Quelles propositions ?

Les chrétiens dans l'enseignement public devraient s'interroger eux-mêmes et s'encourager à œuvrer avec cet horizon, témoignant qu'il y a moyen d'être porté par sa foi, non vers des affirmations identitaires de sa différence, mais vers une capacité de trouver le souffle si nécessaire aujourd'hui pour affronter avec d'autres les défis du monde qui vient.

Les communautés chrétiennes et leurs responsables devraient davantage faire confiance aux institutions éducatives de la république, même en étant lucides sur leurs manques, au moins savoir qu'il y a des chrétiens dans l'enseignement public.

Qui est, comme moi, assez vieux pour se souvenir qu'à certaines époques l’Église de France témoignait publiquement de son respect pour l’Éducation nationale, et peut-être se souciait davantage de l'accompagnement spirituel des chrétiens qui y étaient engagés professionnellement ou dans l'aumônerie... ?

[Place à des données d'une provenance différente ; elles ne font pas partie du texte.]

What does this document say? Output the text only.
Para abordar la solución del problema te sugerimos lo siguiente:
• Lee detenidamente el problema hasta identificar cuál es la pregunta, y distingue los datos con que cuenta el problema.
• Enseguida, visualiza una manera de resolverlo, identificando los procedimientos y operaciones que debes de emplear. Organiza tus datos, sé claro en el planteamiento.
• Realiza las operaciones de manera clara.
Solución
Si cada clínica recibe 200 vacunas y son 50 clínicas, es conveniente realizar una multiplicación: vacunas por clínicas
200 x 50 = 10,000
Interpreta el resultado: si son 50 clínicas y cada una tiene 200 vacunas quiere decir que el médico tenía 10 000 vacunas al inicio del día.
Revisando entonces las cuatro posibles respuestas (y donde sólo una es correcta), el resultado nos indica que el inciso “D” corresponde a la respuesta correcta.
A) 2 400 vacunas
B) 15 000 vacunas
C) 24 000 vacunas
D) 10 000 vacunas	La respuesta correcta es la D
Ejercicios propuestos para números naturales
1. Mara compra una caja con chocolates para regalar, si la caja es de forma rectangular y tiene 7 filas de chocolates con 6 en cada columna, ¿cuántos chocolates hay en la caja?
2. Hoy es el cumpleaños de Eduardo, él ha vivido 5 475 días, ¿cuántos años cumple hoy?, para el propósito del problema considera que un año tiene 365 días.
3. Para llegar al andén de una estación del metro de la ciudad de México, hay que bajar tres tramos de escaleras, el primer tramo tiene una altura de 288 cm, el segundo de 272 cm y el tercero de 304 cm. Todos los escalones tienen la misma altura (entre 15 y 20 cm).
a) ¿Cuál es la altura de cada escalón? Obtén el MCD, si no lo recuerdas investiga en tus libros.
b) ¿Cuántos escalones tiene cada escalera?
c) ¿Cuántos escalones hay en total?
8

On devrait éventuellement rappeler que des personnalités comme Mounier et Marrou, par exemple ont œuvré à acclimater la laïcité dans l’Église et, pour Marrou, le culture chrétienne dans l'université. On devrait réfléchir sur ce que signifie « l'exculturation du christianisme », d'où cela vient, et les initiatives et les remises en question que cette situation devrait susciter. Certains auteurs ont dénoncé le « silence religieux » qui règne dans la culture sur toutes ces questions, et qui grève lourdement la cohabitation des groupes humains dans nos sociétés (on devrait pouvoir parler d'ailleurs de communautés, comme y autorise la commission Stasi, mais c'est devenu politiquement incorrect).

Mais bon, ce n'est pas de consolations que nous avons besoin, mais de ressources théologiques, spirituelles, humaines, pour engager une réflexion sur ce que la société attend de son école, sur les efforts qu'elle est prête à consentir pour sa réussite, pour entreprendre, au cœur des tâches d'enseignements et au-delà d'elles, une tâche d'initiation à l'humain que nous sentons tous si nécessaire, à laquelle nous essayons de nous consacrer, et qui est devant nous comme un apprentissage à faire ensemble... et merci aux SSF de travailler sur ce chantier.

Dans ce chantier, pourquoi ne pas ouvrir, à la base et au sommet, des ateliers sur les programmes (ou les activités) qui nous semblent de nature à apporter une nourriture spirituelle au sens large, en étant aussi à l'écoute de ce dont les élèves pourraient témoigner sur ce qui dans leur culture est source de vie en plénitude.